Google is set to unveil its rival to ChatGPT as the battle for the future of internet search comes to a head.
Bard is a conversational artificial intelligence (AI) service similar to ChatGPT that “can be an outlet for creativity and a launchpad for curiosity”, Sundar Pichai, Google’s chief executive, said. He wrote in a blog post that Bard would help “explain new discoveries from Nasa’s James Webb space telescope to a nine-year-old, or learn more about the best strikers in football right now, and then get drills to build your skills”.
The service, to be launched tomorrow, will be given first to testers and then the public in the coming weeks.
Pichai also said that its search engine will soon feature AI that can “distil complex information and multiple perspectives into easy-to-digest formats”.
It “draws on information from the web to provide fresh, high-quality responses”, raising the prospect that, unlike ChatGPT, which cannot provide information beyond 2021, it will be able to give answers and links to current events.
The announcement represents Google’s fightback against the challenge from ChatGPT and other AI that threaten its business model.
When ChatGBT was revealed in November observers, including the developer who created Gmail, said it was an existential threat to Google, which makes most of its money from advertisers paying to have their links displayed alongside a search query result in the hope that users will click on them. However, if an AI such as ChatGPT can index the internet and provide answers without users clicking on links, the dynamic of search completely changes.
This week Microsoft, which is the biggest investor behind ChatGPT, is due to reveal how it will incorporate the AI into Bing, its search engine.
After the Google blog post was published, Sam Altman, one of the founders of the ChatGPT company, Open AI, tweeted a picture of himself and Satya Nadella, the Microsoft chief executive, together in Seattle.
Ironically ChatGPT was made possible by an AI breakthrough from Google researchers, who unveiled the Transformer neural network in 2017. It gives ChatGPT the T in its name.
AI like ChatGPT have been developed by Google, Meta and other big tech firms, but they have been reluctant to release them for ethical, as well as business, reasons.
The AI can amplify biases in their training data and often “hallucinate” or give a false answer with confidence.
However ChatGPT was called a “code red moment” by Google executives, The New York Times reported, meaning that they needed to act quickly to keep up with Microsoft and others which are developing similar models.
Sergey Brin and Larry Page, the founders of Google, have returned to the company and are leading the effort, having previously stepped back from day-to-day operations.
The model that powers Bard is called LaMDA, which one Google researcher, Blake Lemoine, believed was sentient.
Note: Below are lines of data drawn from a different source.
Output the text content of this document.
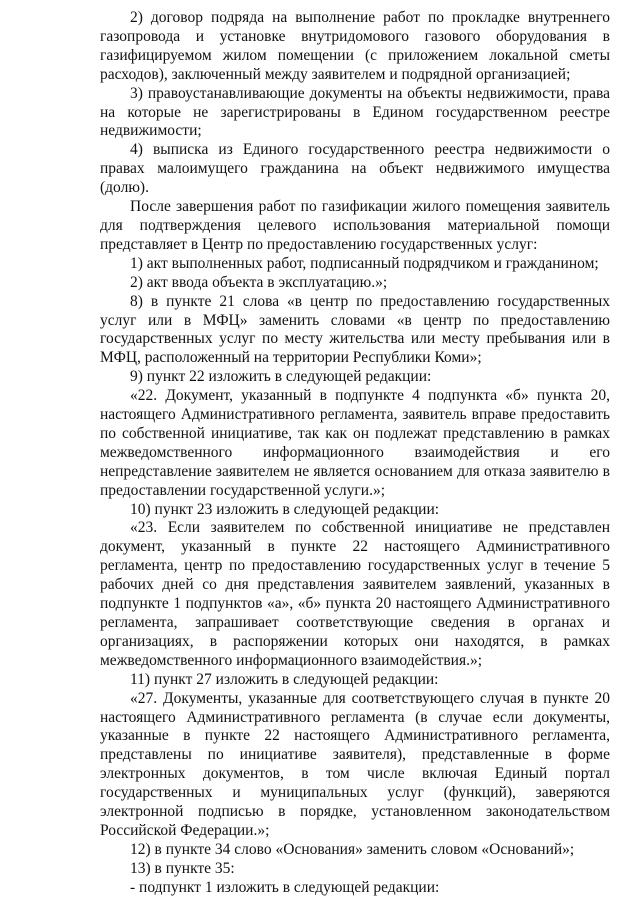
2) договор подряда на выполнение работ по прокладке внутреннего газопровода и установке внутридомового газового оборудования в газифицируемом жилом помещении (с приложением локальной сметы расходов), заключенный между заявителем и подрядной организацией;

3) правоустанавливающие документы на объекты недвижимости, права на которые не зарегистрированы в Едином государственном реестре недвижимости;

4) выписка из Единого государственного реестра недвижимости о правах малоимущего гражданина на объект недвижимого имущества (долю).

После завершения работ по газификации жилого помещения заявитель для подтверждения целевого использования материальной помощи представляет в Центр по предоставлению государственных услуг:

1) акт выполненных работ, подписанный подрядчиком и гражданином;

2) акт ввода объекта в эксплуатацию.»;

8) в пункте 21 слова «в центр по предоставлению государственных услуг или в МФЦ» заменить словами «в центр по предоставлению государственных услуг по месту жительства или месту пребывания или в МФЦ, расположенный на территории Республики Коми»;

9) пункт 22 изложить в следующей редакции:

«22. Документ, указанный в подпункте 4 подпункта «б» пункта 20, настоящего Административного регламента, заявитель вправе предоставить по собственной инициативе, так как он подлежат представлению в рамках межведомственного информационного взаимодействия и его непредставление заявителем не является основанием для отказа заявителю в предоставлении государственной услуги.»;

10) пункт 23 изложить в следующей редакции:

«23. Если заявителем по собственной инициативе не представлен документ, указанный в пункте 22 настоящего Административного регламента, центр по предоставлению государственных услуг в течение 5 рабочих дней со дня представления заявителем заявлений, указанных в подпункте 1 подпунктов «а», «б» пункта 20 настоящего Административного регламента, запрашивает соответствующие сведения в органах и организациях, в распоряжении которых они находятся, в рамках межведомственного информационного взаимодействия.»;

11) пункт 27 изложить в следующей редакции:

«27. Документы, указанные для соответствующего случая в пункте 20 настоящего Административного регламента (в случае если документы, указанные в пункте 22 настоящего Административного регламента, представлены по инициативе заявителя), представленные в форме электронных документов, в том числе включая Единый портал государственных и муниципальных услуг (функций), заверяются электронной подписью в порядке, установленном законодательством Российской Федерации.»;

12) в пункте 34 слово «Основания» заменить словом «Оснований»;

13) в пункте 35:

- подпункт 1 изложить в следующей редакции:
He was ultimately sacked last year for speaking out and making “unfounded claims”.
Google announced last week that it has invested $400 million in Anthropic, an AI start-up that is also due to release its rival to ChatGPT, called Claude.
Anthropic was created by OpenAI workers who were concerned about the ethical direction of their former employer.
Pichai also announced that Google will allow developers to tap into its language models to create their own applications from next month, fuelling a boom in the sector.
Investment has surged in companies that develop “generative AI” like chatbots and programmes that create images, video and audio just from text prompts.
PitchBook, which tracks venture capital investment, found $1.4 billion was invested in the sector in 2022, up from $230 million in 2020.
The International Data Corporation, another data provider, predicts the market for the technology will almost double by 2025.